Gulf Banks Excited about MSCI’s Emerging Markets Upgrade

On March 18, 2014, we had the opportunity to attend HSBC’s CEEMEA Investor Forum in New York City. We were particularly excited to be able to meet with three sizable banks from the United Arab Emirates (UAE). Each of these firms is actually a holding in the WisdomTree Middle East Dividend Fund (GULF). As of March 19, 20141:

• First Gulf Bank (6.24%)

• Abu Dhabi Commercial Bank (3.97%)

• Dubai Islamic Bank (1.95%)

As Index creators seeking broad exposure to dividend-paying companies in the region, we have a rules-based approach to allocating company weight in our Indexes. But it is still useful to meet with company management to hear color on their businesses and especially what they view as prospects for future dividend increases. We are especially appreciative of HSBC for inviting us to its conference and facilitating the meetings with company management—especially right before MSCI announces qualifying constituents from Qatar and UAE for its Emerging Markets Index2.

First Gulf Bank: “Cannot Talk about First Gulf Bank without Talking about the Dividend”

At the start of every meeting, we made it quite clear that our primary focus was on the respective firm’s dividend and dividend policy. The representative for First Gulf Bank, in my opinion, had the most spirited response, saying, “One cannot talk about First Gulf Bank without talking about the dividend.” First Gulf Bank’s dividend payout ratio in 2009 was 20% of its net profits. By contrast, in 2012 it was 60% of net profits, and the proposed dividend payout ratio cited for 2013, subject to shareholder approval, was 63%.3

Is the dividend sustainable? First Gulf Bank’s representative pointed out its measures of Basel II capital adequacy. Excluding the impact of a sizable loan from the UAE ministry of finance, this figure over the past five years has been stable at between 18% and 20%. The key point about this number is not so much its absolute level but rather its stability; if First Gulf Bank were exhibiting wide fluctuation within this metric, that could indicate greater exposure to issues overhanging from the global financial crisis of 2008–09 and exposures to Dubai real estate. As long as this stability remains, he feels comfortable with the dividend payout ratio, but of course we recognize that the future can never be forecast with certainty.

First Gulf Bank’s breakdown of revenues comprises wholesale banking (40%), consumer banking (40%) and other banking activities (20%). The company’s representative cited 350,000 credit card relationships and indicated that the average yield earned by the bank on these accounts was 27%. Additionally, approximately 60% to 70% of these borrowers tend to be “revolvers,” meaning that they do not pay off their balances every month, making them potentially very lucrative customers for the bank.

Abu Dhabi Commercial Bank: Another High Dividend Payout Ratio

Abu Dhabi Commercial Bank also looks to pay out a substantial portion of its earnings as dividends, recommending a 30% payout ratio relative to 2013’s net income.4 Another way in which capital was returned in 2013 was through a buyback of approximately 7% of Abu Dhabi Commercial Bank’s outstanding shares.

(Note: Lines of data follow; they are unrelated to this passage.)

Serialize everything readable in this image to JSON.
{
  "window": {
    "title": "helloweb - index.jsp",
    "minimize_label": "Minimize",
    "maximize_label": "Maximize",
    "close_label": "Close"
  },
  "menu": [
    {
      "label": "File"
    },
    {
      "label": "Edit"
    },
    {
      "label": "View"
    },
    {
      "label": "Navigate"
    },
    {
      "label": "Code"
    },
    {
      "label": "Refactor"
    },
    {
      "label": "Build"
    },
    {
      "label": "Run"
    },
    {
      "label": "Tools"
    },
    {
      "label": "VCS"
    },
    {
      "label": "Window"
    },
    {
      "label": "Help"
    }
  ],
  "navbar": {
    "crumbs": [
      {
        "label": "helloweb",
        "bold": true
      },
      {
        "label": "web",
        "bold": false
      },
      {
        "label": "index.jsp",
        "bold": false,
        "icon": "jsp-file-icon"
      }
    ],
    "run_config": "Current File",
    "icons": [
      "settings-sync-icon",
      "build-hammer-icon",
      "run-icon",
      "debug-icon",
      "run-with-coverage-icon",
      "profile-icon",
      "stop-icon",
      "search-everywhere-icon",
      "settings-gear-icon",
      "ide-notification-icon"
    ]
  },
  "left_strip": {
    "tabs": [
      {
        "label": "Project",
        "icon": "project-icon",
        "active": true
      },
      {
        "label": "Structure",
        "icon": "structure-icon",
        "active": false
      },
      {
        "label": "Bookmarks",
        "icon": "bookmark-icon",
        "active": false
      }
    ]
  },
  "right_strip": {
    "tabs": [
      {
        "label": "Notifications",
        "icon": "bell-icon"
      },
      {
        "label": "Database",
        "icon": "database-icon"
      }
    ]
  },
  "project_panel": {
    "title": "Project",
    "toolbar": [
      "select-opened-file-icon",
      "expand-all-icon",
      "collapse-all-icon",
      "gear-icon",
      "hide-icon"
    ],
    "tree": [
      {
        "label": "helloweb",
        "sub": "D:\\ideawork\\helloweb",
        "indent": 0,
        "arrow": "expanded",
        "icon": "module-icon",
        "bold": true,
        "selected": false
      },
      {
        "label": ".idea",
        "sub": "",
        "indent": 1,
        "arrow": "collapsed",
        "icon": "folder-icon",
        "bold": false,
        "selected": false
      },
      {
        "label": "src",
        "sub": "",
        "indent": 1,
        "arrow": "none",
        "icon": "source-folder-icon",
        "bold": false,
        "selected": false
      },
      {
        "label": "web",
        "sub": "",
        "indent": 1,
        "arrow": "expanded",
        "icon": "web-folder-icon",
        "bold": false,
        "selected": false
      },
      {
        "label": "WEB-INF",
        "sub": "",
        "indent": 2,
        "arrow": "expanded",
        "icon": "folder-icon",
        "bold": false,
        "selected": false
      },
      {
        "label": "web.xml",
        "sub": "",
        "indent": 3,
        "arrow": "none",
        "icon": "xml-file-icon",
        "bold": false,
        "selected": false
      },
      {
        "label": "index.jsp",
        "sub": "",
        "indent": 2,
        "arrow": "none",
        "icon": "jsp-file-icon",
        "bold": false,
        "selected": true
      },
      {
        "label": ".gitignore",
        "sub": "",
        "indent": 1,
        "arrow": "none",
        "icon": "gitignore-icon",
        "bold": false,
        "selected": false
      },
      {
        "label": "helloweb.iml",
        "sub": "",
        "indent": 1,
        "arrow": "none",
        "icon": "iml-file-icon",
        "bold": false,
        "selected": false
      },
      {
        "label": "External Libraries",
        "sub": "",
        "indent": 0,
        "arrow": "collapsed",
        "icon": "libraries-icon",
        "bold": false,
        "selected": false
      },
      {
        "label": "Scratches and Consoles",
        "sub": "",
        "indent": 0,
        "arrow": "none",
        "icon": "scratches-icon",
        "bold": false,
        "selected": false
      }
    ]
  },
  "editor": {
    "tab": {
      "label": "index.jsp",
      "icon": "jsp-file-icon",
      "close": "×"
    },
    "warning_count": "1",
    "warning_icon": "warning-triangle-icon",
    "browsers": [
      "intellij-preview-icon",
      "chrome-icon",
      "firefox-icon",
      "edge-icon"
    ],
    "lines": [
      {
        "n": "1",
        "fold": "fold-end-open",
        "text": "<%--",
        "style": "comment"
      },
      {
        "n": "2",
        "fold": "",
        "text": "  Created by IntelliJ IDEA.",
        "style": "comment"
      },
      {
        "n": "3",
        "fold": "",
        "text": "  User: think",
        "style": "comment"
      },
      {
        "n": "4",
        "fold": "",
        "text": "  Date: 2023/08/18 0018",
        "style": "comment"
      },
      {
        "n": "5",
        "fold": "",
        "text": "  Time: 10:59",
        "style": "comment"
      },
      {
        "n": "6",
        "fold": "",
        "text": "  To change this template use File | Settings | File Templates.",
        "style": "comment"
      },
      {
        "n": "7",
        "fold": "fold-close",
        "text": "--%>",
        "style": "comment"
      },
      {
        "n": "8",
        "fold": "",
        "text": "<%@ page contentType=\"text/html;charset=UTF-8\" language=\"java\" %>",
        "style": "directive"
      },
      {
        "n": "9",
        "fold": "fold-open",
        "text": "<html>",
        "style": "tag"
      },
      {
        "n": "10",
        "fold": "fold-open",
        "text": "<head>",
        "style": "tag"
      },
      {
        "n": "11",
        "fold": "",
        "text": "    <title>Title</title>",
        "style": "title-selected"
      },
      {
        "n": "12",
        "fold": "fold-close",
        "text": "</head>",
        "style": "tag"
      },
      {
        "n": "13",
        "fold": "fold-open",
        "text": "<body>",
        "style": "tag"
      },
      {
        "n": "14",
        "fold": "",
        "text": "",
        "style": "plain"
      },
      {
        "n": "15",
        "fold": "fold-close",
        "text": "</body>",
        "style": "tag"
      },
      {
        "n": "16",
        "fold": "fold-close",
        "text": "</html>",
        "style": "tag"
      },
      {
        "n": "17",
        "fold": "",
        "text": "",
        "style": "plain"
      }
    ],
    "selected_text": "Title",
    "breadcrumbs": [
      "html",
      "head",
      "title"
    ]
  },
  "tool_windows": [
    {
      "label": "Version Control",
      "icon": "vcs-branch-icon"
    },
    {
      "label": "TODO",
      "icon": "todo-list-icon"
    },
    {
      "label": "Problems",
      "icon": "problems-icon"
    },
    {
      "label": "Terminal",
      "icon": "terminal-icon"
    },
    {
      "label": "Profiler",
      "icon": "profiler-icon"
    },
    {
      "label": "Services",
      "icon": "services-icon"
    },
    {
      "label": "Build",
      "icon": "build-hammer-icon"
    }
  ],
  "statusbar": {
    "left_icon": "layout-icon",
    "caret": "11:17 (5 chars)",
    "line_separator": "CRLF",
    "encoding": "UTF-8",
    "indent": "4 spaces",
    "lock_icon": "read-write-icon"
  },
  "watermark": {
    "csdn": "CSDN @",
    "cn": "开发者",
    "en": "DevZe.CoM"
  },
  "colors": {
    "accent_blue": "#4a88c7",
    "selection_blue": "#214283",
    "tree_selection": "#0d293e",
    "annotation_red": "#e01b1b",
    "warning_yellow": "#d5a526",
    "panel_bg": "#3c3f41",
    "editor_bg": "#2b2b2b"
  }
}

Guidance along this line was that there was approval to purchase an additional 3% of the outstanding shares this year. This is a significant percentage of shares outstanding and returning cash to shareholders.

Dubai Islamic Bank: Excitement over the MSCI Reclassification

Every UAE firm that we met with on March 18, 2014, was excited about the prospect of membership in the MSCI Emerging Markets Index—an event that is thought to be able to bring significant liquidity to the region’s equity markets. Dubai Islamic Bank, however, was taking direct action on this front to help facilitate liquidity.

At the time of our meeting, the amount of outstanding shares eligible to be purchased by foreigners stood at 15% for Dubai Islamic Bank. However, filings with the UAE government and central bank were in the process of bringing this limit up to 25%—a move made in direct response to MSCI’s upgrade of UAE from frontier to emerging market (EM) status. Generally speaking, one of the biggest issues plaguing UAE companies, at least from an index creator perspective, is the limited availability of shares for foreign investors, so we took this limit increase as a positive sign of a firm taking direct action on this point.

For reference, the maximum amount of shares available to foreign investors, at least from the UAE government’s perspective, is 49%.5 When lower amounts of shares of UAE companies are available for ownership by foreign investors, it is actually a company-level decision, and companies have the ability to ask for an increase in levels from their boards of directors and shareholder bases if they see demand from greater levels of index inclusions.